While our inner voice may plead “not again, can’t this just be over?” The answer is clear, “No – the covenant is never over. It endures forever. And together, you the faithful, the friars, priests, bishops… all of us need to be converted from the desire for the scandal of sexual abuse in the church to just be over. We need to be converted from a desire to walk away from the very real pain of the victims, which is so far from being over. We need to be people, not who defend the church, but together with the church work to be purified.
Let us all pray in gratitude for the courage of the survivors of abuse who came forward and for the grand jurors who have called the church to account. Let us pray for the conversion of the church to seek justice for those who have suffered and accountability for those who have failed to govern the church with integrity. Let us pray that God continues to bring the church toward the perfection of humility and courage.
Please see a Franciscan Statement from Cardinal Sean O’Malley, OFM Cap.
St. John Chrysostom wrote that “the road to hell is paved with the skulls of erring priests, with bishops as their signposts.” How appropriate those words from 1700 years ago are today. These are dark times for the Church as these Cardinals, Bishops, and Priests have hijacked the True Faith for their own deviant, criminal and sinful behavior. I understand the call for prayer, but this is also the time for action and to call a sin a sin. The church of nice needs to stand up and say enough is enough and demand the resignation of those involved. Many of the statements made by Bishops regarding the Pennsylvania report are the same vanilla dribble we always get.

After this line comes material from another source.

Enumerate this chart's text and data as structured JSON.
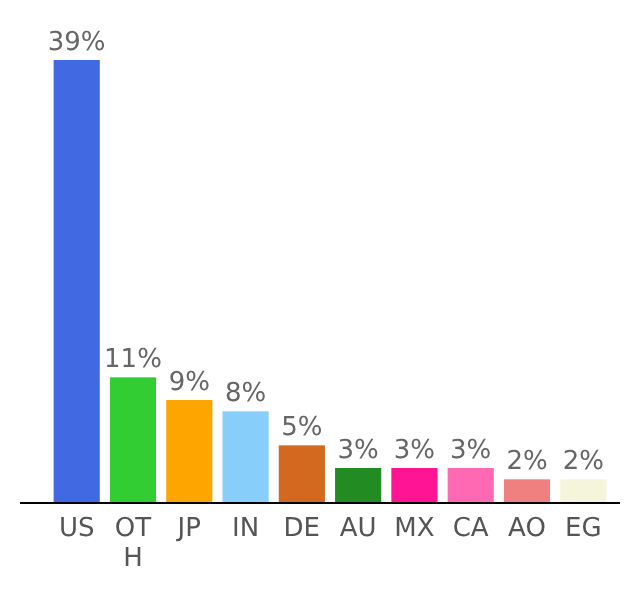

If an opportunity arises please read Bishop Morlino’s (Madison Diocese) response to this crisis, it cuts right to the point and to the source of this evil and criminal activity. Many other Grand Juries will be convened in others states and hopefully this will begin the push to purge these sinful men from the Catholic Church.
As a pastor I can say that the range of responses is wide and varied, certainly yours is but one across a spectrum. There are a wide variety of bishops who spoke prophetically this weekend; there are others who missed the opportunity. I hope that your Ordinary was a prophet.
And on another note one of my hobbies is debunking popular quotes. A large chunk of internet quotes attributed to St. Francis are simply made up. So just on a “hobby note”, St. John Chrysostom almost surely did not write the quote you attributed to him. He did write: ““The floor of hell is paved with the skulls of bishops.” (Homily III on Acts 1:12). The more popular quote seems to have first appeared at the hand of John Wesley who combined the rhetoric of St. Chrysostom and imagery of Dante
An ultimate betrayal of the children. The leadership of the church (bishops), who failed these children miserably by transferring the priests, who had already harmed children in their present parishes, to other parishes, so other children could be subjected to the same abuse. The bishops did this knowing what could happen to other children at the hands of these priests. This is incomprehensible.
JMHO, of course, there shouldn’t be a statute of limitation on abuse of children. There isn’t on murder. In a way, the abuser has killed the “innocence of the child”.
Where and when will this come to an end? Never?
Maybe, like the previous person said. Through prayer!
Praying.
What just happened reminds me of abuse on abuse on First Nations of Canada. Canada is working on Truth and Reconciliation.